RDF Fusion can currently be used in two modes: as a "library" for DataFusion or via a convenient Store API.
The Store
API provides high-level methods for interacting with a triple store (e.g., inserting, querying).
Users that want to use RDF Fusion's capability are advised to use this API.
While the Store
API is similar to Oxigraph's Store
(remember, it started as a fork) there is not a full
compatibility.
TODO point to example
Only use RDF Fusion as a "library" for DataFusion and directly interact with DataFusion's APIs.
Users that want to significantly extend RDF Fusion's capability are advised to use this API.
Note that limited extension points can also be used via the Store
API (e.g., not altering SPARQL syntax).
Users can use RDF Fusion's implementation of SPARQL operators directly via DataFusion. They have full control over the processing of the query and only choose and pick the required parts of RDF Fusion.
TODO point to example
Here is a short comparison with other open-source SPARQL databases.
- Oxigraph was a major inspiration for this project, as RDF Fusion started as a fork from it.

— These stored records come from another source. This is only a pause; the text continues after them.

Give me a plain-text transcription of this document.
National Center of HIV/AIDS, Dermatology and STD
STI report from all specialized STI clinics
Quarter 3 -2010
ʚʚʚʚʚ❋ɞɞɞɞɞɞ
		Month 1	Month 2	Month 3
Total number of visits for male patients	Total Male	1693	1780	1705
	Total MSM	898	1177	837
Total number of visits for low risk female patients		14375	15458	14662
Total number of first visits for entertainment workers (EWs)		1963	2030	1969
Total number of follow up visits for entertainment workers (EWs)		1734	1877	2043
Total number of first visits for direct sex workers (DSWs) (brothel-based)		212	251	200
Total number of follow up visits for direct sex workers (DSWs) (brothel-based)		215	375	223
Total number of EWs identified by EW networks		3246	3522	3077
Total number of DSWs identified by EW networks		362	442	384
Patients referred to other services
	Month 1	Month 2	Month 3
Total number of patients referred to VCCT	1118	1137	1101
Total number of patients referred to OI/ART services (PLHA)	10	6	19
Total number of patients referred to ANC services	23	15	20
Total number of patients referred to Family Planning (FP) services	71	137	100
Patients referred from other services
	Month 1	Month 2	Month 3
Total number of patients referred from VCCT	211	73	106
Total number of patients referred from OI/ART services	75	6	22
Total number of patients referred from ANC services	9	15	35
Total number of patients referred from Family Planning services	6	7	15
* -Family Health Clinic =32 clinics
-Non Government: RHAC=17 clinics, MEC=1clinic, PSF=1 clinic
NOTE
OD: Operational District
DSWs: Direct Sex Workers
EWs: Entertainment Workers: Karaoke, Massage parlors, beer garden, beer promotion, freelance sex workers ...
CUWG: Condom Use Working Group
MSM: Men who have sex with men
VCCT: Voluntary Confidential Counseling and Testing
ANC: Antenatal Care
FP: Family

Oxigraph builds on a row-based query engine and cannot be extended with DataFusion's extension points. On the other side, Oxigraph is expected to have less overhead for non-CPU-bound queries and is more "battle-tested".
- Apache Jena is probably the de facto standard for experimenting with custom SPARQL dialects. It is implemented in Java and has a row-based query engine.
You can use cargo
to interact with the codebase or use Just to run the pre-defined
commands, also used for continuous integration builds.
git clone --recursive https://github.com/tobixdev/graphfusion.git # Clone Repository
git submodule update --init # Initialize submodules
just test # Run tests
Feel free to use GitHub discussions to ask questions or talk about RdfFusion. Bug reports are also very welcome.
This project is licensed under either of
- Apache License, Version 2.0, (LICENSE-APACHE or http://www.apache.org/licenses/LICENSE-2.0)
- MIT license (LICENSE-MIT or http://opensource.org/licenses/MIT)
at your option.
Unless you explicitly state otherwise, any contribution intentionally submitted for inclusion in RDF Fusion by you, as defined in the Apache-2.0 license, shall be dually licensed as above, without any additional terms or conditions.
The project started as a fork from Oxigraph, a graph database written in Rust with a custom SPARQL query engine. While large portions of the codebase have been written from scratch, there is still code from Oxigraph in this repository.